Therapy is a space I return to because I believe in it. In practice. In the body. In relationship. In what happens when we give space to what's usually kept below the surface.

As a therapist, I hold space for others every day — for grief, joy, trauma, self-discovery, transformation, rupture and repair. But I don’t believe I can accompany people into those vulnerable places unless I’m also willing to go there in myself.

And I have. I still do.

Over the years, I’ve explored a wide range of therapeutic experiences to get closer to what’s real in me. I’ve tried different modalities to feel, to understand, to soften, to stay open. I’m trained as an art therapist, so I already view therapy as something dynamic, creative, and fluid. The same goes for my own process. Sometimes it looks like talking. Sometimes it looks like movement, imagery, silence, or mess. Sometimes it doesn’t “look” like anything at all — but I can feel something shifting.

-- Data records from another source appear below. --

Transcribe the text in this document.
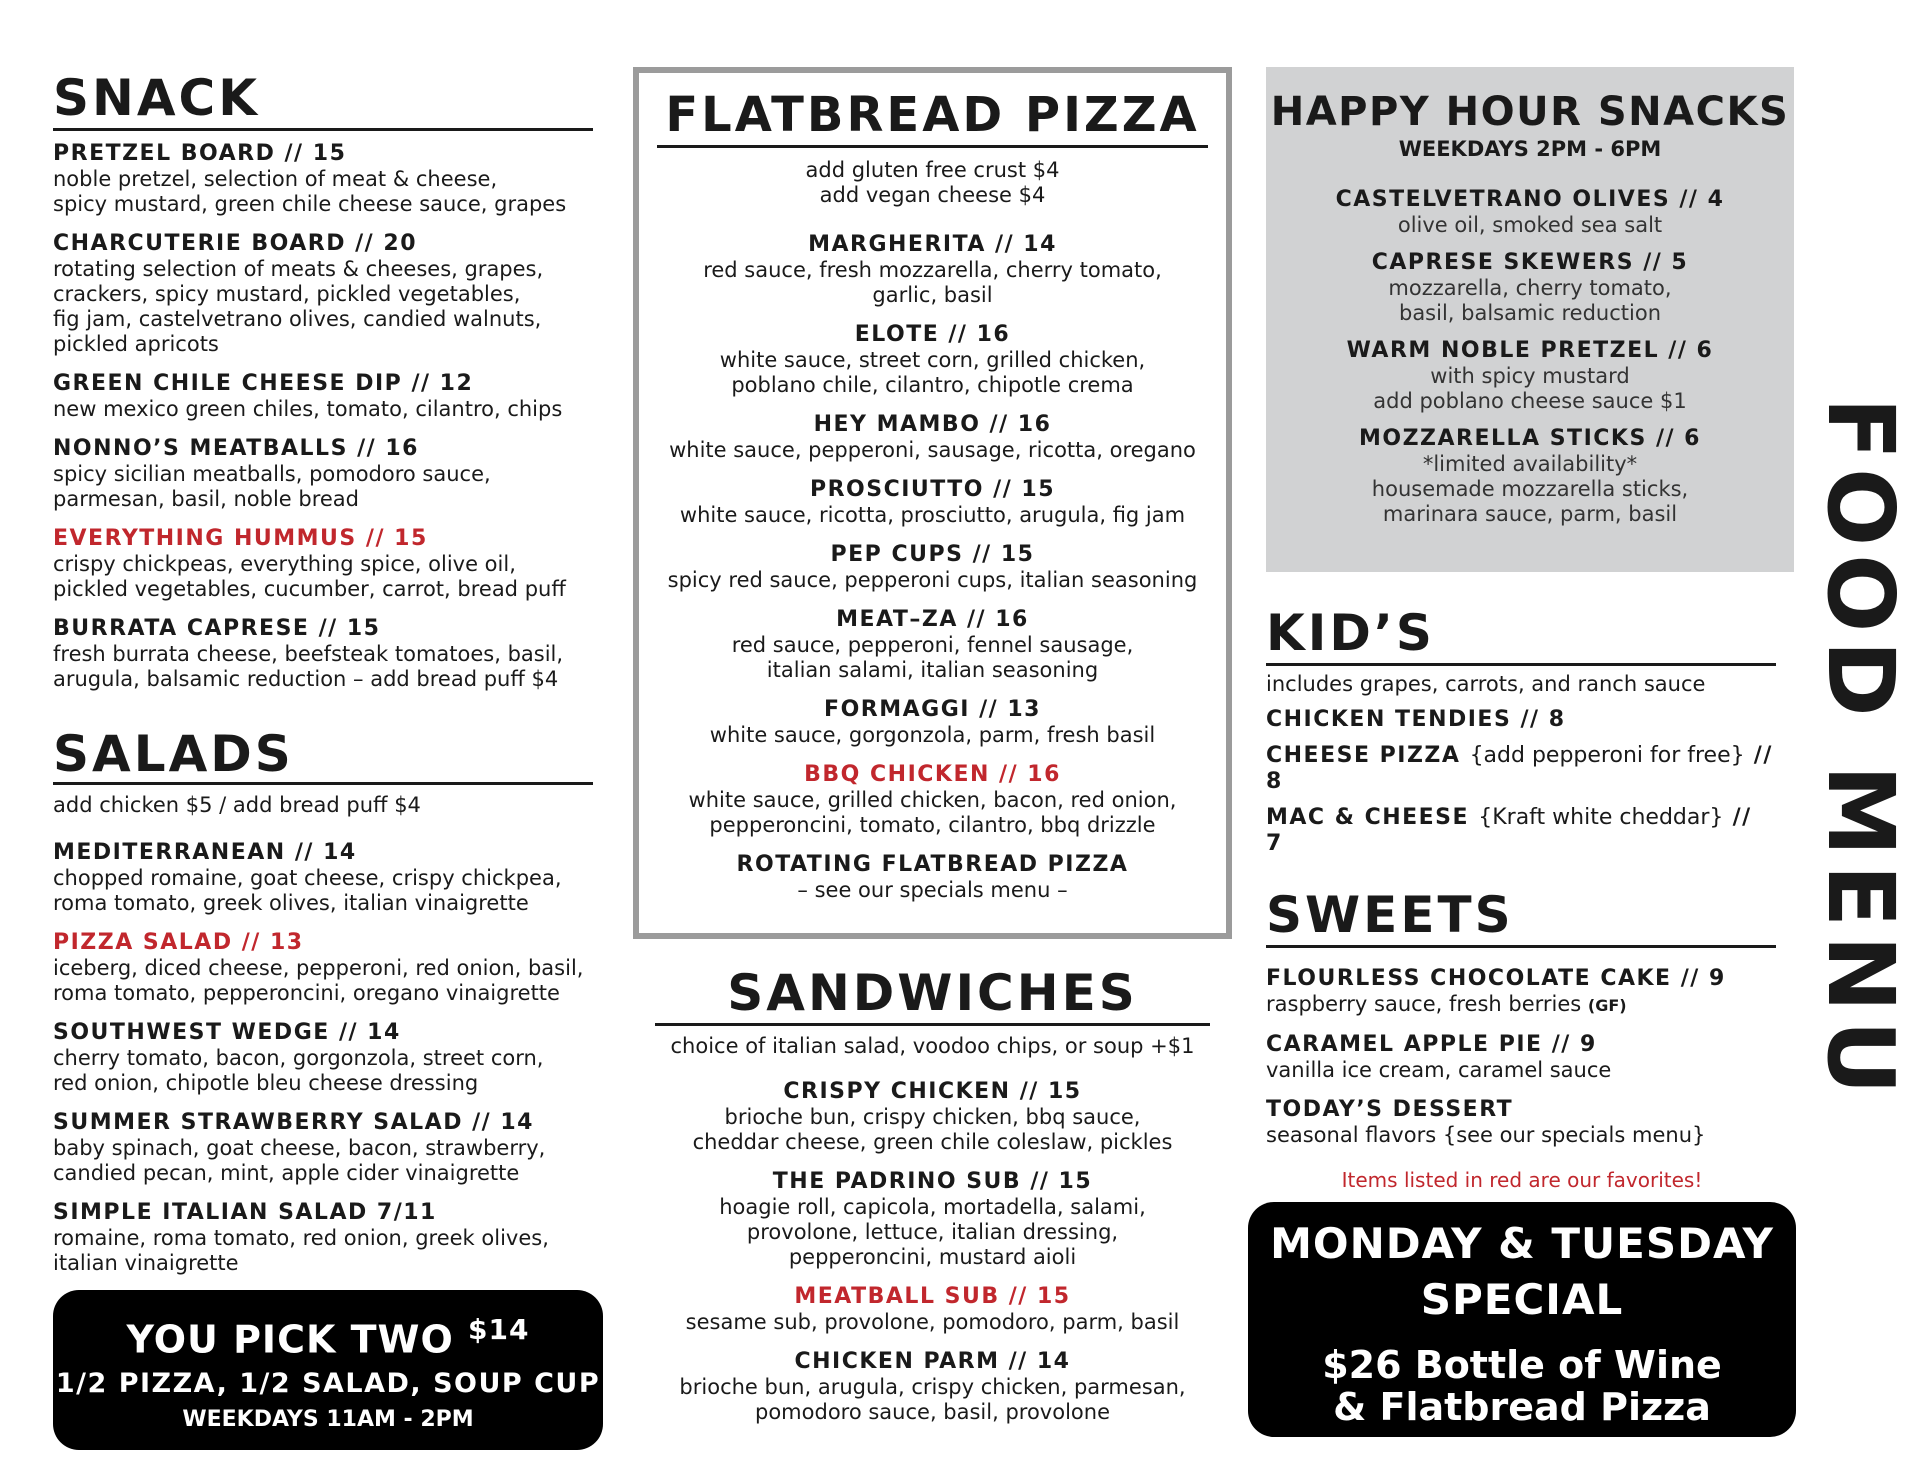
SNACK

PRETZEL BOARD // 15

noble pretzel, selection of meat & cheese,

spicy mustard, green chile cheese sauce, grapes

CHARCUTERIE BOARD // 20

rotating selection of meats & cheeses, grapes,

crackers, spicy mustard, pickled vegetables,

fig jam, castelvetrano olives, candied walnuts,

pickled apricots

GREEN CHILE CHEESE DIP // 12

new mexico green chiles, tomato, cilantro, chips

NONNO’S MEATBALLS // 16

spicy sicilian meatballs, pomodoro sauce,

parmesan, basil, noble bread

EVERYTHING HUMMUS // 15

crispy chickpeas, everything spice, olive oil,

pickled vegetables, cucumber, carrot, bread puff

BURRATA CAPRESE // 15

fresh burrata cheese, beefsteak tomatoes, basil,

arugula, balsamic reduction – add bread puff $4

SALADS

add chicken $5 / add bread puff $4

MEDITERRANEAN // 14

chopped romaine, goat cheese, crispy chickpea,

roma tomato, greek olives, italian vinaigrette

PIZZA SALAD // 13

iceberg, diced cheese, pepperoni, red onion, basil,

roma tomato, pepperoncini, oregano vinaigrette

SOUTHWEST WEDGE // 14

cherry tomato, bacon, gorgonzola, street corn,

red onion, chipotle bleu cheese dressing

SUMMER STRAWBERRY SALAD // 14

baby spinach, goat cheese, bacon, strawberry,

candied pecan, mint, apple cider vinaigrette

SIMPLE ITALIAN SALAD 7/11

romaine, roma tomato, red onion, greek olives,

italian vinaigrette

YOU PICK TWO $^{\$14}$
1/2 PIZZA, 1/2 SALAD, SOUP CUP
WEEKDAYS 11AM - 2PM
FLATBREAD PIZZA

add gluten free crust $4

add vegan cheese $4

MARGHERITA // 14

red sauce, fresh mozzarella, cherry tomato,

garlic, basil

ELOTE // 16

white sauce, street corn, grilled chicken,

poblano chile, cilantro, chipotle crema

HEY MAMBO // 16

white sauce, pepperoni, sausage, ricotta, oregano

PROSCIUTTO // 15

white sauce, ricotta, prosciutto, arugula, fig jam

PEP CUPS // 15

spicy red sauce, pepperoni cups, italian seasoning

MEAT–ZA // 16

red sauce, pepperoni, fennel sausage,

italian salami, italian seasoning

FORMAGGI // 13

white sauce, gorgonzola, parm, fresh basil

BBQ CHICKEN // 16

white sauce, grilled chicken, bacon, red onion,

pepperoncini, tomato, cilantro, bbq drizzle

ROTATING FLATBREAD PIZZA

– see our specials menu –

SANDWICHES

choice of italian salad, voodoo chips, or soup +$1

CRISPY CHICKEN // 15

brioche bun, crispy chicken, bbq sauce,

cheddar cheese, green chile coleslaw, pickles

THE PADRINO SUB // 15

hoagie roll, capicola, mortadella, salami,

provolone, lettuce, italian dressing,

pepperoncini, mustard aioli

MEATBALL SUB // 15

sesame sub, provolone, pomodoro, parm, basil

CHICKEN PARM // 14

brioche bun, arugula, crispy chicken, parmesan,

pomodoro sauce, basil, provolone

HAPPY HOUR SNACKS
WEEKDAYS 2PM - 6PM

CASTELVETRANO OLIVES // 4

olive oil, smoked sea salt

CAPRESE SKEWERS // 5

mozzarella, cherry tomato,

basil, balsamic reduction

WARM NOBLE PRETZEL // 6

with spicy mustard

add poblano cheese sauce $1

MOZZARELLA STICKS // 6

*limited availability*

housemade mozzarella sticks,

marinara sauce, parm, basil

KID’S

includes grapes, carrots, and ranch sauce

CHICKEN TENDIES // 8

CHEESE PIZZA {add pepperoni for free} // 8

MAC & CHEESE {Kraft white cheddar} // 7

SWEETS

FLOURLESS CHOCOLATE CAKE // 9

raspberry sauce, fresh berries (GF)

CARAMEL APPLE PIE // 9

vanilla ice cream, caramel sauce

TODAY’S DESSERT

seasonal flavors {see our specials menu}

Items listed in red are our favorites!
MONDAY & TUESDAY
SPECIAL
$26 Bottle of Wine
& Flatbread Pizza
FOOD MENU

That’s what matters to me: the shift. The moment something hidden becomes seen. The feeling of being met without being fixed. The chance to notice a pattern, befriend a part of myself, or allow space for something that has waited years to be acknowledged.

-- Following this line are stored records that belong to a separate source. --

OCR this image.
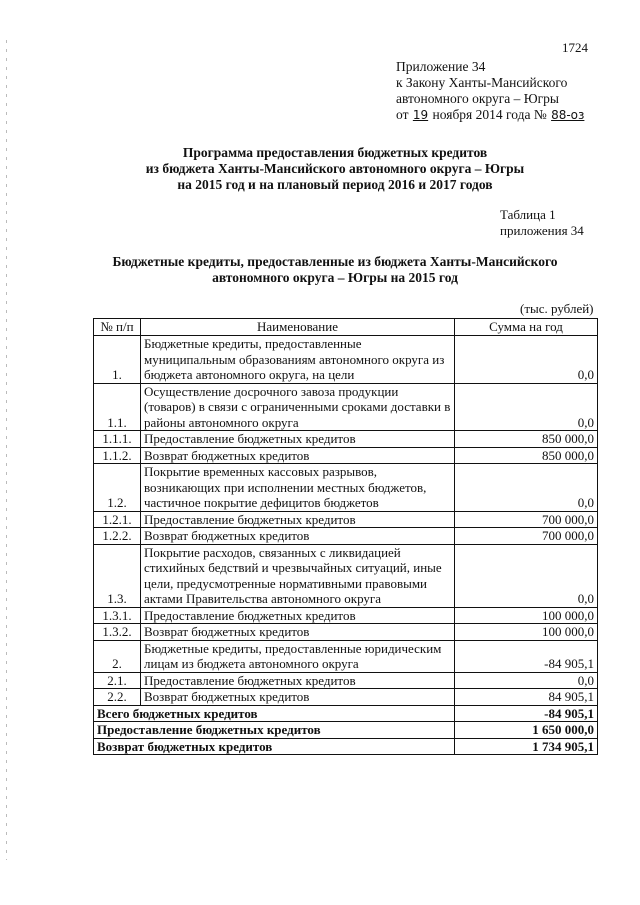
1724
Приложение 34
к Закону Ханты-Мансийского
автономного округа – Югры
от 19 ноября 2014 года № 88-оз
Программа предоставления бюджетных кредитов
из бюджета Ханты-Мансийского автономного округа – Югры
на 2015 год и на плановый период 2016 и 2017 годов
Таблица 1
приложения 34
Бюджетные кредиты, предоставленные из бюджета Ханты-Мансийского
автономного округа – Югры на 2015 год
(тыс. рублей)
№ п/п	Наименование	Сумма на год
1.	Бюджетные кредиты, предоставленные муниципальным образованиям автономного округа из бюджета автономного округа, на цели	0,0
1.1.	Осуществление досрочного завоза продукции (товаров) в связи с ограниченными сроками доставки в районы автономного округа	0,0
1.1.1.	Предоставление бюджетных кредитов	850 000,0
1.1.2.	Возврат бюджетных кредитов	850 000,0
1.2.	Покрытие временных кассовых разрывов, возникающих при исполнении местных бюджетов, частичное покрытие дефицитов бюджетов	0,0
1.2.1.	Предоставление бюджетных кредитов	700 000,0
1.2.2.	Возврат бюджетных кредитов	700 000,0
1.3.	Покрытие расходов, связанных с ликвидацией стихийных бедствий и чрезвычайных ситуаций, иные цели, предусмотренные нормативными правовыми актами Правительства автономного округа	0,0
1.3.1.	Предоставление бюджетных кредитов	100 000,0
1.3.2.	Возврат бюджетных кредитов	100 000,0
2.	Бюджетные кредиты, предоставленные юридическим лицам из бюджета автономного округа	-84 905,1
2.1.	Предоставление бюджетных кредитов	0,0
2.2.	Возврат бюджетных кредитов	84 905,1
Всего бюджетных кредитов		-84 905,1
Предоставление бюджетных кредитов		1 650 000,0
Возврат бюджетных кредитов		1 734 905,1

Those moments make me a better therapist. Because they keep me connected — to myself, to the work, to the people who sit across from me.

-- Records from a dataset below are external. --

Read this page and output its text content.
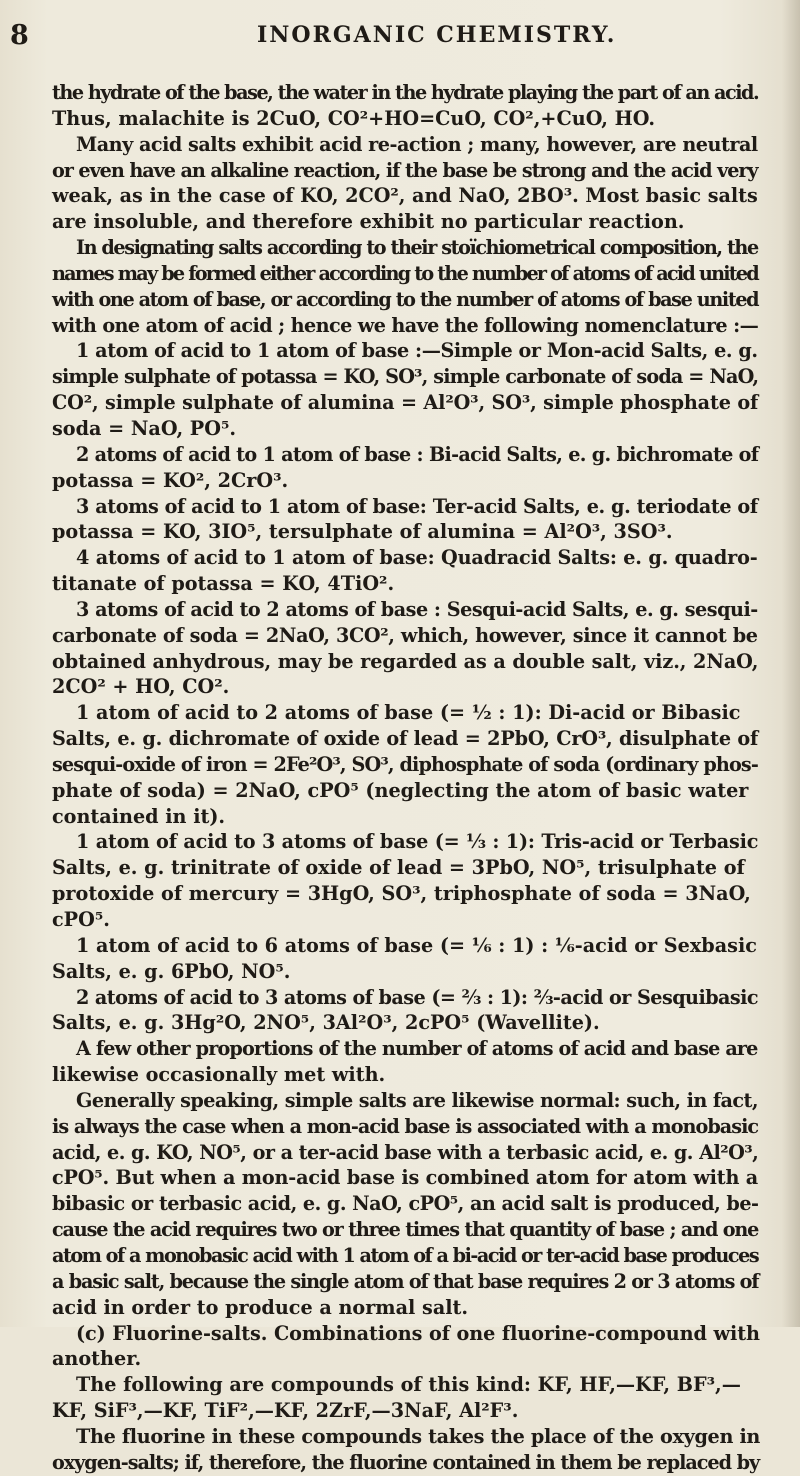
8	INORGANIC CHEMISTRY.
the hydrate of the base, the water in the hydrate playing the part of an acid.
Thus, malachite is 2CuO, CO²+HO=CuO, CO²,+CuO, HO.
Many acid salts exhibit acid re-action ; many, however, are neutral
or even have an alkaline reaction, if the base be strong and the acid very
weak, as in the case of KO, 2CO², and NaO, 2BO³. Most basic salts
are insoluble, and therefore exhibit no particular reaction.
In designating salts according to their stoïchiometrical composition, the
names may be formed either according to the number of atoms of acid united
with one atom of base, or according to the number of atoms of base united
with one atom of acid ; hence we have the following nomenclature :—
1 atom of acid to 1 atom of base :—Simple or Mon-acid Salts, e. g.
simple sulphate of potassa = KO, SO³, simple carbonate of soda = NaO,
CO², simple sulphate of alumina = Al²O³, SO³, simple phosphate of
soda = NaO, PO⁵.
2 atoms of acid to 1 atom of base : Bi-acid Salts, e. g. bichromate of
potassa = KO², 2CrO³.
3 atoms of acid to 1 atom of base: Ter-acid Salts, e. g. teriodate of
potassa = KO, 3IO⁵, tersulphate of alumina = Al²O³, 3SO³.
4 atoms of acid to 1 atom of base: Quadracid Salts: e. g. quadro-
titanate of potassa = KO, 4TiO².
3 atoms of acid to 2 atoms of base : Sesqui-acid Salts, e. g. sesqui-
carbonate of soda = 2NaO, 3CO², which, however, since it cannot be
obtained anhydrous, may be regarded as a double salt, viz., 2NaO,
2CO² + HO, CO².
1 atom of acid to 2 atoms of base (= ½ : 1): Di-acid or Bibasic
Salts, e. g. dichromate of oxide of lead = 2PbO, CrO³, disulphate of
sesqui-oxide of iron = 2Fe²O³, SO³, diphosphate of soda (ordinary phos-
phate of soda) = 2NaO, cPO⁵ (neglecting the atom of basic water
contained in it).
1 atom of acid to 3 atoms of base (= ⅓ : 1): Tris-acid or Terbasic
Salts, e. g. trinitrate of oxide of lead = 3PbO, NO⁵, trisulphate of
protoxide of mercury = 3HgO, SO³, triphosphate of soda = 3NaO,
cPO⁵.
1 atom of acid to 6 atoms of base (= ⅙ : 1) : ⅙-acid or Sexbasic
Salts, e. g. 6PbO, NO⁵.
2 atoms of acid to 3 atoms of base (= ⅔ : 1): ⅔-acid or Sesquibasic
Salts, e. g. 3Hg²O, 2NO⁵, 3Al²O³, 2cPO⁵ (Wavellite).
A few other proportions of the number of atoms of acid and base are
likewise occasionally met with.
Generally speaking, simple salts are likewise normal: such, in fact,
is always the case when a mon-acid base is associated with a monobasic
acid, e. g. KO, NO⁵, or a ter-acid base with a terbasic acid, e. g. Al²O³,
cPO⁵. But when a mon-acid base is combined atom for atom with a
bibasic or terbasic acid, e. g. NaO, cPO⁵, an acid salt is produced, be-
cause the acid requires two or three times that quantity of base ; and one
atom of a monobasic acid with 1 atom of a bi-acid or ter-acid base produces
a basic salt, because the single atom of that base requires 2 or 3 atoms of
acid in order to produce a normal salt.
(c) Fluorine-salts. Combinations of one fluorine-compound with
another.
The following are compounds of this kind: KF, HF,—KF, BF³,—
KF, SiF³,—KF, TiF²,—KF, 2ZrF,—3NaF, Al²F³.
The fluorine in these compounds takes the place of the oxygen in
oxygen-salts; if, therefore, the fluorine contained in them be replaced by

Because here’s the truth: so much of therapy depends not just on skill, but on presence. And presence comes from having done your own work.

When a client is moving through something deep, I know how to stay with them, because I’ve stayed with myself in those places. Not perfectly. Not always gracefully. But I’ve stayed.

And that matters.

What also matters to me — maybe more than anything — is care. I care a lot. About the people I work with. About how I show up. About the integrity of this process. I’m not interested in performance or persona. I don’t believe in putting on a “therapist voice” or hiding behind neutrality. I bring my real self into the room — grounded, honest, engaged.

It’s something I’ve noticed and, frankly, struggled with in parts of this field: how often therapists seem to be disconnected from themselves. There’s a performative polish that can creep in — the perfectly worded reflections, the calm tone, the safe distance. But what clients need isn’t polish. They need presence. They need real care. And they can tell the difference.

I never want to be someone who appears emotionally available but isn’t actually there. I never want to be so protected by my role that I stop being impacted by the work.

To avoid that, I keep doing my own work. I stay in relationship with my process — not just for professional development, but because it keeps me emotionally alive. It keeps me human. And it reminds me what it feels like to be held in a space that’s real.

That’s what I hope to offer to others. Presence. Attunement. An authentic relationship where something meaningful can happen.

So yes, I engage in therapy myself. As a practice. As a form of care — for me, and for those I work with.

Because if I want to meet people exactly where they are, I have to be willing to keep meeting myself, too.